Much the same is true of Megalogenis’s other suggestions. He’s right to draw attention to the risks associated with Australia’s love affair with property investment, and the role that Australia’s tax system has played in promoting that form of infatuation. And, yes, it would have been better if negative gearing had been curtailed during the global financial crisis – a suggestion which Wayne Swan repudiated upon belatedly releasing the Henry Review in May 2010, even though the Henry Review hadn’t actually recommended it – or, indeed, at any time in the past three decades. But that’s no reason to cavil at doing so now. Indeed, as Megalogenis says elsewhere, “the political dialogue about tax has to change”: but with the exception of superannuation, he doesn’t say where, or how.
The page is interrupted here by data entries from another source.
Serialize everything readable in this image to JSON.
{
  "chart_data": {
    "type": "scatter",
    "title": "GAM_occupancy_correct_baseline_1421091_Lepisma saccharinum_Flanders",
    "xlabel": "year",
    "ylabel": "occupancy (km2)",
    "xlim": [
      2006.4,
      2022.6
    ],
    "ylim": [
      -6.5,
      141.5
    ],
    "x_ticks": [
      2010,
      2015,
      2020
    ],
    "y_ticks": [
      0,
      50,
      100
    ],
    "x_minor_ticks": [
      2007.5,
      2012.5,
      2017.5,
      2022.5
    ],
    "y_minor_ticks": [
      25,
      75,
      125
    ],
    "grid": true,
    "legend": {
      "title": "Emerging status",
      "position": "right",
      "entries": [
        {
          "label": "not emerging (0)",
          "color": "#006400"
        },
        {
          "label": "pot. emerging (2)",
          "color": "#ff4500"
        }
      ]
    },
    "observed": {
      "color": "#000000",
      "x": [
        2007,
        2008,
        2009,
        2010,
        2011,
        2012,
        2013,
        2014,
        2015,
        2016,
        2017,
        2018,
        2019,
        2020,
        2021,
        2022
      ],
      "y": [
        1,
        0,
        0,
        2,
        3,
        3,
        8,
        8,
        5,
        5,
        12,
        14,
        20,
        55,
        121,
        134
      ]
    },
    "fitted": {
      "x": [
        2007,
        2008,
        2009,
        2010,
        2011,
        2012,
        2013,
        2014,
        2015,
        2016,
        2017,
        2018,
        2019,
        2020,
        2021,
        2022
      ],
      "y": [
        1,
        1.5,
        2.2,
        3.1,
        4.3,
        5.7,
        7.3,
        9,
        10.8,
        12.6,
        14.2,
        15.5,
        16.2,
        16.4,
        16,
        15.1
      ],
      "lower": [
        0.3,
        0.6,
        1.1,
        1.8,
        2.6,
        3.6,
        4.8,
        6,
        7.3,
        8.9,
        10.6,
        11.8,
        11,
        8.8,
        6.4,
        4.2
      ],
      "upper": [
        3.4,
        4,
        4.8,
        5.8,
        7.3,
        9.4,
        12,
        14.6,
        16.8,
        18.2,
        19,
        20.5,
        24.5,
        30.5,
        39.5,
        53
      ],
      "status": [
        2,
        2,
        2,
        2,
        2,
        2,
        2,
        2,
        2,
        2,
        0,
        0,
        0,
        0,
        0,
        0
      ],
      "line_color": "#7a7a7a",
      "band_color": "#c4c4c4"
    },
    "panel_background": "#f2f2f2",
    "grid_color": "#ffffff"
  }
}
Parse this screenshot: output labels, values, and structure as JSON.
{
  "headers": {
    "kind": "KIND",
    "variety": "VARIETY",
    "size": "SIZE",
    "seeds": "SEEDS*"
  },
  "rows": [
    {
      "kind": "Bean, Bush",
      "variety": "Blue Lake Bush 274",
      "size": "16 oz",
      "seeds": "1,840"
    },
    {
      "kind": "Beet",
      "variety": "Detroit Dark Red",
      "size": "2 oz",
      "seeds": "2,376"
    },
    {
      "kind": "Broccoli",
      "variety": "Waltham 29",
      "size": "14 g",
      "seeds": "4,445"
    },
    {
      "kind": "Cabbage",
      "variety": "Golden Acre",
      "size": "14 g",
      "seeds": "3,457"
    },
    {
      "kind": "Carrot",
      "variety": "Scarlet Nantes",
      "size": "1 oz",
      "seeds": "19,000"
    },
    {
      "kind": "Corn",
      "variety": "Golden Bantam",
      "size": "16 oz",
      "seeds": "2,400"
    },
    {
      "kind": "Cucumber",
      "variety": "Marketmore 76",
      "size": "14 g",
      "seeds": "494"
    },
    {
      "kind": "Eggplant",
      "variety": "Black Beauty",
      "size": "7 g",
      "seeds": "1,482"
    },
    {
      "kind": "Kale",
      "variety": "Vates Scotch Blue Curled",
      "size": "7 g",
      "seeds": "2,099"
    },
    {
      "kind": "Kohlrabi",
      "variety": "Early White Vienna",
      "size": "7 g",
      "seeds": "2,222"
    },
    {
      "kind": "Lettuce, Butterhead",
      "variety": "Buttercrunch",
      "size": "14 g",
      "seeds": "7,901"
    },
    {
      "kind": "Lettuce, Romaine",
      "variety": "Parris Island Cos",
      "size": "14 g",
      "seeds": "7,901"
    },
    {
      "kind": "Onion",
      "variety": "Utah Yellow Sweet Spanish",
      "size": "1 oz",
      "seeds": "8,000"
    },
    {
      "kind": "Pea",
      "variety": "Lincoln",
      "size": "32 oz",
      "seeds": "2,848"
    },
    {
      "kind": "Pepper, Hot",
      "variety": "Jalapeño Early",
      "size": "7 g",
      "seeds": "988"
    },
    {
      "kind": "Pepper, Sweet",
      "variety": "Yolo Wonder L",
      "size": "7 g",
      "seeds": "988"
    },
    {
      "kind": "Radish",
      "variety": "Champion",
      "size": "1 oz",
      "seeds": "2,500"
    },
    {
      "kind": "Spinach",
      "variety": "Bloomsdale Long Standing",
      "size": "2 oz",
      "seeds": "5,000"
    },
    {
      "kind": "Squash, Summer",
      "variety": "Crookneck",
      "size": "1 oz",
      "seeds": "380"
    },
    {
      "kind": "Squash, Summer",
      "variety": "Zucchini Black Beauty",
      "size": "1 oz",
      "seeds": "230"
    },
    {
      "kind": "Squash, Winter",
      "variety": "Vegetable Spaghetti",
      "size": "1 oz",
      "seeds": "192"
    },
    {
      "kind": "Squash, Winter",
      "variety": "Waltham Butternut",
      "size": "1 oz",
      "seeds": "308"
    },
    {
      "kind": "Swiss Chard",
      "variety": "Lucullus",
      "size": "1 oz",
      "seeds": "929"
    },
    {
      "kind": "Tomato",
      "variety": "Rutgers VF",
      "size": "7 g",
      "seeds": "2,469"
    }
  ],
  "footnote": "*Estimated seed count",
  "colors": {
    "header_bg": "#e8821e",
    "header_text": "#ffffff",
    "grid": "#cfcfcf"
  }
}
Similarly, he’s right to draw attention to Australia’s below-average rate of female workforce participation, especially compared to Canada or New Zealand. However, Megalogenis’s recommendation amounts to a plea for prime ministers to follow Canadian prime minister Justin Trudeau’s example in allocating Cabinet positions among men and women – sound advice, to be sure, but hardly a radical expansion of the role of government in the economy.

Megalogenis’s essay doesn’t really amount to an argument for much bigger government – such as Jeff Madrick, who at one time held a similar role at the New York Times to the one Megalogenis held at the Australian, sought to make in the aptly titled The Case for Big Government (2009). Rather, it is a plea for better government – government which looks, thinks and plans ahead, which does what governments are supposed to do and does it well, which is willing and able to “lean against” the “irrational exuberance” to which markets are from time to time inclined, and which is concerned about issues like fairness and opportunity. As such, it’s both well-argued and timely.

Saul Eslake


Saul Eslake is a vice-chancellor’s fellow at the University of Tasmania and an independent consulting economist. He has previously been chief economist at ANZ, chief economist at Bank of America Merrill Lynch Australia, and director of the Productivity Growth Program at the Grattan Institute.